Individuals or institutions who have shares in a corporation are the various types of shareholders. Shareholders are entitled to various rights that allow them to vote on specific corporate issues and receive dividends, as well as rights to the company’s assets when liquidating. Companies of all sizes and sectors offer a range of products and services. For example, Amazon sells a variety of items from books to kitchen appliances, whereas Apple is renowned for its unique electronic gadgets like personal computers, smartphones, earphones and watches.
There are two kinds of shareholders: common and preferred. Anyone who owns common stock has only a small share of the company, which means they are entitled to voting rights and an element of the company’s earnings (if there is a profit). In http://companylisting.info/2021/02/23/pros-and-cons-of-using-free-business-listing-sites/ general, this type of share is more likely to earn a higher return over the longer term however it may not guarantee the exact amount of a dividend each year. Common shareholders also have the right to examine the company’s records like the minutes of meetings and shareholder registers.

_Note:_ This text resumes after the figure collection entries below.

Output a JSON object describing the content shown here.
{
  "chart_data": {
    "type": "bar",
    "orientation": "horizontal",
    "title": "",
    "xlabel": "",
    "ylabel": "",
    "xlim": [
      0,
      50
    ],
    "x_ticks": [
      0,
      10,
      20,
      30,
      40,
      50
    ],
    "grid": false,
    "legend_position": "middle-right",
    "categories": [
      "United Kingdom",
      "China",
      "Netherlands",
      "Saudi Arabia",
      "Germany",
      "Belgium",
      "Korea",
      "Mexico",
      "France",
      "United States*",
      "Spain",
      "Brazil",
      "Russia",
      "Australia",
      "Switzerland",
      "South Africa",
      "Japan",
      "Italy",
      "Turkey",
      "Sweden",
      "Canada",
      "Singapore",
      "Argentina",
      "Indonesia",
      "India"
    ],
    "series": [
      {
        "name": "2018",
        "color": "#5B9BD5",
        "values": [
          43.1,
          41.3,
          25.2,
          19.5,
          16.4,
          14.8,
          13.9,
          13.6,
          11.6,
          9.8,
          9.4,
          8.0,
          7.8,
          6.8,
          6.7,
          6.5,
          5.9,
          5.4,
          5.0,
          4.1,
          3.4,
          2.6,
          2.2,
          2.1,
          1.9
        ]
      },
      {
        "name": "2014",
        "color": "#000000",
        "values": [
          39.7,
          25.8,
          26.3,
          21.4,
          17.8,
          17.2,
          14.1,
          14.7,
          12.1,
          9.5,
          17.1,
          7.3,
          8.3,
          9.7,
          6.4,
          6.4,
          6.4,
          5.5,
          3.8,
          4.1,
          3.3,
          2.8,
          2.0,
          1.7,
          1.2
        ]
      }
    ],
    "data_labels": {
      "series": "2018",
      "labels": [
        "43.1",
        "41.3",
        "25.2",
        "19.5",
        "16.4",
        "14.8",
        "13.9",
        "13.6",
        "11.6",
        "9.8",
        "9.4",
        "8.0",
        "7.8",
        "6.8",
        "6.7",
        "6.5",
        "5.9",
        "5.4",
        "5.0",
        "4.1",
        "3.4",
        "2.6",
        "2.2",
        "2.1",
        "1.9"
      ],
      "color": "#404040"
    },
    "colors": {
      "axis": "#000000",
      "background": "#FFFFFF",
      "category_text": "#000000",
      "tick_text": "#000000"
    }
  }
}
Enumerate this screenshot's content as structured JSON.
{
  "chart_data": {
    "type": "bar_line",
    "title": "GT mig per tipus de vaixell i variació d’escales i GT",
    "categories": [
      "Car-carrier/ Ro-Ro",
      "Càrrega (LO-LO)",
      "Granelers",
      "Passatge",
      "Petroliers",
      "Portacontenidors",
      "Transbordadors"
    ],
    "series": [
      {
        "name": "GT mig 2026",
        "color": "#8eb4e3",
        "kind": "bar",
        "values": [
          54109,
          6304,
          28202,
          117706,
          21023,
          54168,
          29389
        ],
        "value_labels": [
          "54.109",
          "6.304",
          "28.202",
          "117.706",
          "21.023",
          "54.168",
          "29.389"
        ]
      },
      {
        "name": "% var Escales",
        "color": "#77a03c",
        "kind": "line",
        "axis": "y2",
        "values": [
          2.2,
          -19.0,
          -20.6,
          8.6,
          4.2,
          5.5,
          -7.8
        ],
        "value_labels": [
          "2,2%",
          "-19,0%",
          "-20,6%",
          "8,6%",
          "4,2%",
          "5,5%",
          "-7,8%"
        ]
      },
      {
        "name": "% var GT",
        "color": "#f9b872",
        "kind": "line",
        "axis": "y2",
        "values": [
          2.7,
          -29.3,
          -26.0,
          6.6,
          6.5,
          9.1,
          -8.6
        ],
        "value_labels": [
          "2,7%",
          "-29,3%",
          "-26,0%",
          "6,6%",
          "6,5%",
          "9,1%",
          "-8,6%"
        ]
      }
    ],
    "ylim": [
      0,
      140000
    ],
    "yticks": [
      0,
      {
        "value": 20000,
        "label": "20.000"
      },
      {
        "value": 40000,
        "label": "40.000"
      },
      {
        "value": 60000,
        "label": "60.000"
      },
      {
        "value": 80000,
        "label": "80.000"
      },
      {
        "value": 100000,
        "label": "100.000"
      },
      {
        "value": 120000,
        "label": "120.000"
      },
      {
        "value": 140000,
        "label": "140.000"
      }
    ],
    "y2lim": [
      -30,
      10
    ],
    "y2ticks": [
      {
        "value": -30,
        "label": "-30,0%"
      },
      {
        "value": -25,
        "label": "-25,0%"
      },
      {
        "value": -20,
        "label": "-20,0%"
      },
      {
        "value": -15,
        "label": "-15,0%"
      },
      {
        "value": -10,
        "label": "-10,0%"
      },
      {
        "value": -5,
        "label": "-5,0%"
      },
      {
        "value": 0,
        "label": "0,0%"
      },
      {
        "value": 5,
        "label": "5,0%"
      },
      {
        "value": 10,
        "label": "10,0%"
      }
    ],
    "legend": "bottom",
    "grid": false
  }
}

Preferred shareholders receive a guaranteed annual dividend and have preference over other stockholders in the event of liquidating assets. They cannot vote for the board members or any other company policies. The term “shareholder” can be synonymous with “stakeholder,” but stakeholder has a broader definition which includes employees, customers as well as local communities, suppliers and customers, while shareholders are directly invested in the company’s financial success.